A obra de terror psicológico vai estar no coração do mercado, aonde o cinema vira negócio. Significa contratos de distribuição, parcerias internacionais e posicionamento de catálogo para os próximos anos.

Poster oficial de Ilhéus, dirigido por Manu Sobral. / Foto: Divulgação
O filme: arqueologia, entidades e terror que começa como ciência
Ilhéus acompanha Luana, estudante de arqueologia de São Paulo que chega a uma ilha remota para investigar vestígios de rituais fúnebres realizados há cerca de 1.500 anos por uma civilização desaparecida. O que começa como pesquisa de campo atravessa florestas densas e praias selvagens e vai se transformando em algo que escapa ao método científico.
A narrativa constrói tensão crescente entre o racional e o perturbador, com atmosfera psicodélica e terror psicológico como linguagem. Não é um horror de susto, é de uma memória que não quer ser desenterrada.
O projeto nasceu de um curta-metragem que circulou por festivais internacionais e conquistou o Fantastic Premio Award no Yubari International Fantastic Film Festival, no Japão.
Prainha Branca, no Guarujá, como protagonista

Gravação aconteceu na Prainha Branca, no Guarujá. / Foto: Divulgação
Rodado majoritariamente na Prainha Branca, no Guarujá, litoral sul de São Paulo, Ilhéus transforma a geografia local em elemento narrativo. As praias e mata não são apenas cenário, são parte do argumento. É raro que um filme deste gênero, brasileiro, use o território com esse grau de intenção.
A produção também teve impacto direto na comunidade, movimentou o comércio e a rede hoteleira local, com prioridade para a contratação de profissionais da região, tanto na equipe técnica quanto no elenco.

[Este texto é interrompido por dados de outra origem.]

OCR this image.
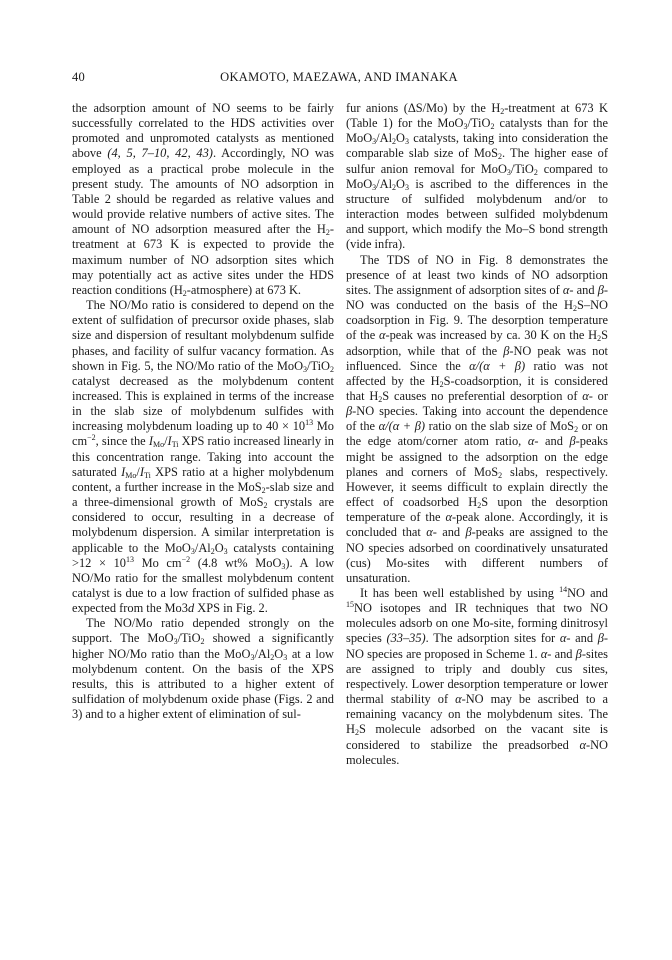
40	OKAMOTO, MAEZAWA, AND IMANAKA

the adsorption amount of NO seems to be fairly successfully correlated to the HDS activities over promoted and unpromoted catalysts as mentioned above (4, 5, 7–10, 42, 43). Accordingly, NO was employed as a practical probe molecule in the present study. The amounts of NO adsorption in Table 2 should be regarded as relative values and would provide relative numbers of active sites. The amount of NO adsorption measured after the $H_2$-treatment at 673 K is expected to provide the maximum number of NO adsorption sites which may potentially act as active sites under the HDS reaction conditions $(H_2-atmosphere)$ at 673 K.

The NO/Mo ratio is considered to depend on the extent of sulfidation of precursor oxide phases, slab size and dispersion of resultant molybdenum sulfide phases, and facility of sulfur vacancy formation. As shown in Fig. 5, the NO/Mo ratio of the MoO$_3$/TiO$_2$ catalyst decreased as the molybdenum content increased. This is explained in terms of the increase in the slab size of molybdenum sulfides with increasing molybdenum loading up to $40 \times 10^{13}$ Mo $cm^{-2}$, since the $I_{Mo}/I_{Ti}$ XPS ratio increased linearly in this concentration range. Taking into account the saturated $I_{Mo}/I_{Ti}$ XPS ratio at a higher molybdenum content, a further increase in the MoS$_2$-slab size and a three-dimensional growth of MoS$_2$ crystals are considered to occur, resulting in a decrease of molybdenum dispersion. A similar interpretation is applicable to the $MoO_3/Al_2O_3$ catalysts containing $>12 \times 10^{13}$ Mo $cm^{-2}$ (4.8 wt% MoO$_3$). A low NO/Mo ratio for the smallest molybdenum content catalyst is due to a low fraction of sulfided phase as expected from the Mo3d XPS in Fig. 2.

The NO/Mo ratio depended strongly on the support. The MoO$_3$/TiO$_2$ showed a significantly higher NO/Mo ratio than the $MoO_3/Al_2O_3$ at a low molybdenum content. On the basis of the XPS results, this is attributed to a higher extent of sulfidation of molybdenum oxide phase (Figs. 2 and 3) and to a higher extent of elimination of sul-

fur anions (ΔS/Mo) by the $H_2$-treatment at 673 K (Table 1) for the MoO$_3$/TiO$_2$ catalysts than for the $MoO_3/Al_2O_3$ catalysts, taking into consideration the comparable slab size of MoS$_2$. The higher ease of sulfur anion removal for MoO$_3$/TiO$_2$ compared to $MoO_3/Al_2O_3$ is ascribed to the differences in the structure of sulfided molybdenum and/or to interaction modes between sulfided molybdenum and support, which modify the Mo–S bond strength (vide infra).

The TDS of NO in Fig. 8 demonstrates the presence of at least two kinds of NO adsorption sites. The assignment of adsorption sites of α- and β-NO was conducted on the basis of the $H_2S-NO$ coadsorption in Fig. 9. The desorption temperature of the α-peak was increased by ca. 30 K on the $H_2S$ adsorption, while that of the β-NO peak was not influenced. Since the α/(α + β) ratio was not affected by the $H_2S$-coadsorption, it is considered that $H_2S$ causes no preferential desorption of α- or β-NO species. Taking into account the dependence of the α/(α + β) ratio on the slab size of MoS$_2$ or on the edge atom/corner atom ratio, α- and β-peaks might be assigned to the adsorption on the edge planes and corners of MoS$_2$ slabs, respectively. However, it seems difficult to explain directly the effect of coadsorbed $H_2S$ upon the desorption temperature of the α-peak alone. Accordingly, it is concluded that α- and β-peaks are assigned to the NO species adsorbed on coordinatively unsaturated (cus) Mo-sites with different numbers of unsaturation.

It has been well established by using $^{14}$NO and $^{15}$NO isotopes and IR techniques that two NO molecules adsorb on one Mo-site, forming dinitrosyl species (33–35). The adsorption sites for α- and β-NO species are proposed in Scheme 1. α- and β-sites are assigned to triply and doubly cus sites, respectively. Lower desorption temperature or lower thermal stability of α-NO may be ascribed to a remaining vacancy on the molybdenum sites. The $H_2S$ molecule adsorbed on the vacant site is considered to stabilize the preadsorbed α-NO molecules.
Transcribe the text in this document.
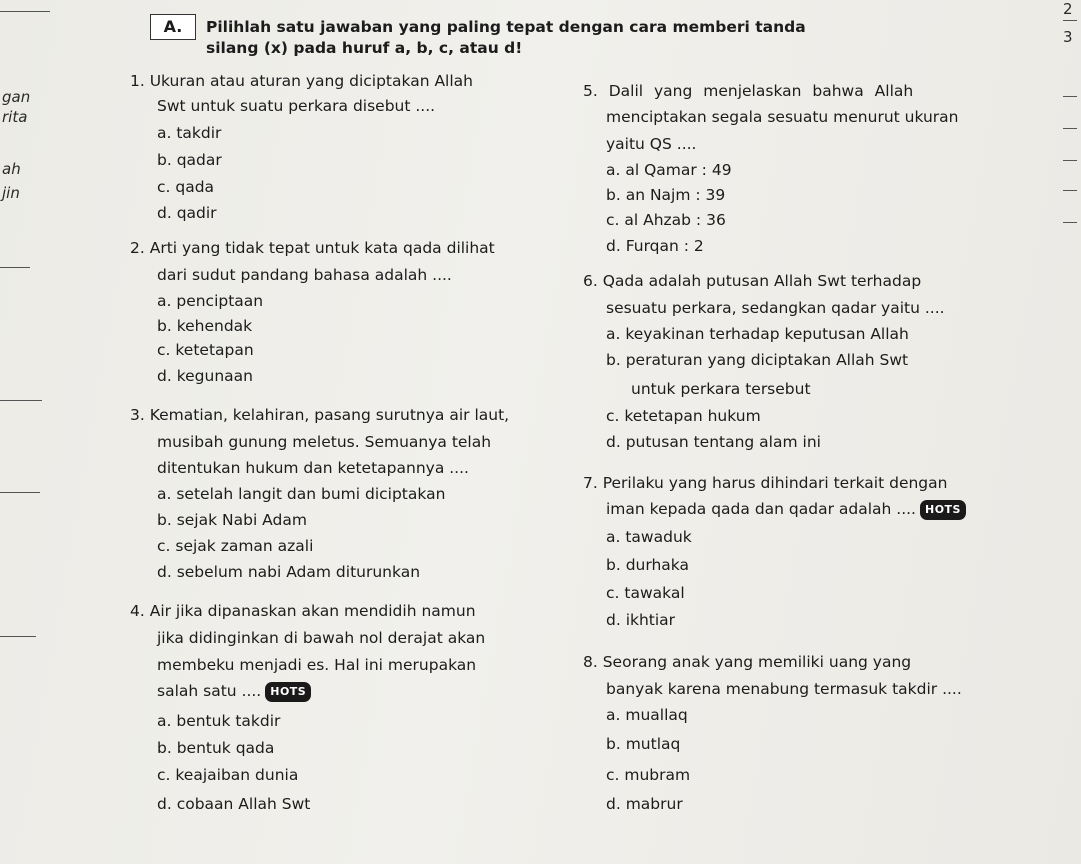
gan
rita
ah
jin
2
3
A.	Pilihlah satu jawaban yang paling tepat dengan cara memberi tanda
silang (x) pada huruf a, b, c, atau d!
1. Ukuran atau aturan yang diciptakan Allah
Swt untuk suatu perkara disebut ....
a. takdir
b. qadar
c. qada
d. qadir
2. Arti yang tidak tepat untuk kata qada dilihat
dari sudut pandang bahasa adalah ....
a. penciptaan
b. kehendak
c. ketetapan
d. kegunaan
3. Kematian, kelahiran, pasang surutnya air laut,
musibah gunung meletus. Semuanya telah
ditentukan hukum dan ketetapannya ....
a. setelah langit dan bumi diciptakan
b. sejak Nabi Adam
c. sejak zaman azali
d. sebelum nabi Adam diturunkan
4. Air jika dipanaskan akan mendidih namun
jika didinginkan di bawah nol derajat akan
membeku menjadi es. Hal ini merupakan
salah satu .... HOTS
a. bentuk takdir
b. bentuk qada
c. keajaiban dunia
d. cobaan Allah Swt
5. Dalil yang menjelaskan bahwa Allah
menciptakan segala sesuatu menurut ukuran
yaitu QS ....
a. al Qamar : 49
b. an Najm : 39
c. al Ahzab : 36
d. Furqan : 2
6. Qada adalah putusan Allah Swt terhadap
sesuatu perkara, sedangkan qadar yaitu ....
a. keyakinan terhadap keputusan Allah
b. peraturan yang diciptakan Allah Swt
untuk perkara tersebut
c. ketetapan hukum
d. putusan tentang alam ini
7. Perilaku yang harus dihindari terkait dengan
iman kepada qada dan qadar adalah .... HOTS
a. tawaduk
b. durhaka
c. tawakal
d. ikhtiar
8. Seorang anak yang memiliki uang yang
banyak karena menabung termasuk takdir ....
a. muallaq
b. mutlaq
c. mubram
d. mabrur
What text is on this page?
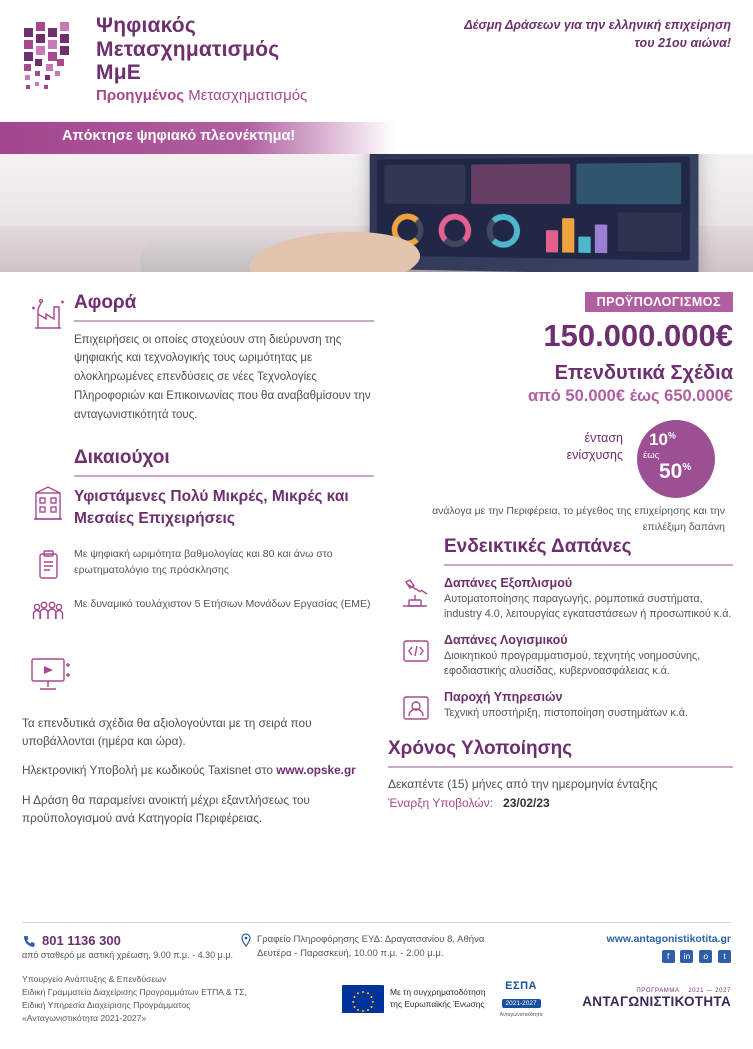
Ψηφιακός
Μετασχηματισμός
ΜμΕ
Προηγμένος Μετασχηματισμός
Δέσμη Δράσεων για την ελληνική επιχείρηση
του 21ου αιώνα!
Απόκτησε ψηφιακό πλεονέκτημα!
Αφορά

Επιχειρήσεις οι οποίες στοχεύουν στη διεύρυνση της ψηφιακής και τεχνολογικής τους ωριμότητας με ολοκληρωμένες επενδύσεις σε νέες Τεχνολογίες Πληροφοριών και Επικοινωνίας που θα αναβαθμίσουν την ανταγωνιστικότητά τους.

Δικαιούχοι
Υφιστάμενες Πολύ Μικρές, Μικρές και Μεσαίες Επιχειρήσεις
Με ψηφιακή ωριμότητα βαθμολογίας και 80 και άνω στο ερωτηματολόγιο της πρόσκλησης
Με δυναμικό τουλάχιστον 5 Ετήσιων Μονάδων Εργασίας (ΕΜΕ)

Τα επενδυτικά σχέδια θα αξιολογούνται με τη σειρά που υποβάλλονται (ημέρα και ώρα).

Ηλεκτρονική Υποβολή με κωδικούς Taxisnet στο www.opske.gr

Η Δράση θα παραμείνει ανοικτή μέχρι εξαντλήσεως του προϋπολογισμού ανά Κατηγορία Περιφέρειας.

ΠΡΟΫΠΟΛΟΓΙΣΜΟΣ
150.000.000€
Επενδυτικά Σχέδια
από 50.000€ έως 650.000€
ένταση
ενίσχυσης
10%
έως
50%
ανάλογα με την Περιφέρεια, το μέγεθος της επιχείρησης και την επιλέξιμη δαπάνη
Ενδεικτικές Δαπάνες
Δαπάνες Εξοπλισμού

Αυτοματοποίησης παραγωγής, ρομποτικά συστήματα, industry 4.0, λειτουργίας εγκαταστάσεων ή προσωπικού κ.ά.

Δαπάνες Λογισμικού

Διοικητικού προγραμματισμού, τεχνητής νοημοσύνης, εφοδιαστικής αλυσίδας, κυβερνοασφάλειας κ.ά.

Παροχή Υπηρεσιών

Τεχνική υποστήριξη, πιστοποίηση συστημάτων κ.ά.

Χρόνος Υλοποίησης
Δεκαπέντε (15) μήνες από την ημερομηνία ένταξης
Έναρξη Υποβολών: 23/02/23
801 1136 300
από σταθερό με αστική χρέωση, 9.00 π.μ. - 4.30 μ.μ.
Γραφείο Πληροφόρησης ΕΥΔ: Δραγατσανίου 8, Αθήνα
Δευτέρα - Παρασκευή, 10.00 π.μ. - 2.00 μ.μ.
www.antagonistikotita.gr
f in o t
Υπουργείο Ανάπτυξης & Επενδύσεων
Ειδική Γραμματεία Διαχείρισης Προγραμμάτων ΕΤΠΑ & ΤΣ,
Ειδική Υπηρεσία Διαχείρισης Προγράμματος
«Ανταγωνιστικότητα 2021-2027»
Με τη συγχρηματοδότηση
της Ευρωπαϊκής Ένωσης
ΕΣΠΑ
2021-2027
Ανταγωνιστικότητα
ΠΡΟΓΡΑΜΜΑ 2021 — 2027
ΑΝΤΑΓΩΝΙΣΤΙΚΟΤΗΤΑ
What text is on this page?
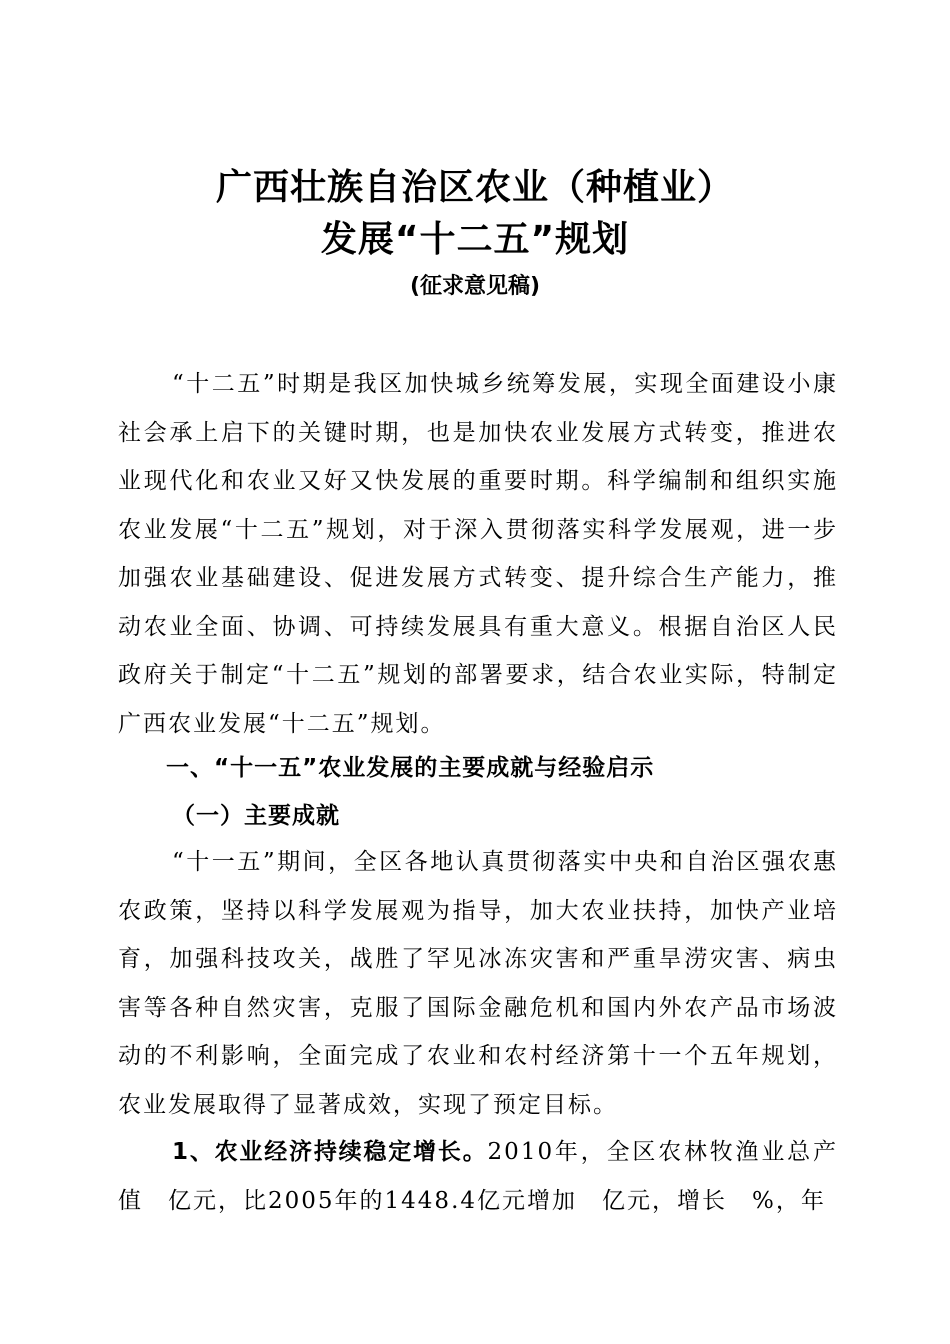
广西壮族自治区农业（种植业）
发展“十二五”规划
(征求意见稿)

“十二五”时期是我区加快城乡统筹发展，实现全面建设小康社会承上启下的关键时期，也是加快农业发展方式转变，推进农业现代化和农业又好又快发展的重要时期。科学编制和组织实施农业发展“十二五”规划，对于深入贯彻落实科学发展观，进一步加强农业基础建设、促进发展方式转变、提升综合生产能力，推动农业全面、协调、可持续发展具有重大意义。根据自治区人民政府关于制定“十二五”规划的部署要求，结合农业实际，特制定广西农业发展“十二五”规划。

一、“十一五”农业发展的主要成就与经验启示
（一）主要成就

“十一五”期间，全区各地认真贯彻落实中央和自治区强农惠农政策，坚持以科学发展观为指导，加大农业扶持，加快产业培育，加强科技攻关，战胜了罕见冰冻灾害和严重旱涝灾害、病虫害等各种自然灾害，克服了国际金融危机和国内外农产品市场波动的不利影响，全面完成了农业和农村经济第十一个五年规划，农业发展取得了显著成效，实现了预定目标。

1、农业经济持续稳定增长。2010年，全区农林牧渔业总产值　亿元，比2005年的1448.4亿元增加　亿元，增长　%，年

Produção de Ilhéus: o que representa um filme brasileiro no Marché du Film
Ilhéus é produzido pelo Estúdio Zarvos e coproduzido pela RZP Filmes, nomes com trajetória sólida no cinema brasileiro independente. Manu Sobral vai estar presencialmente em Cannes para rodas de conversa com profissionais do setor, o tipo de agenda que, no festival, pode definir a vida de um filme nos próximos três anos. A presença de um filme brasileiro no Marché du Film ainda é rara no segmento de gênero e por isso, mais estratégica quando acontece.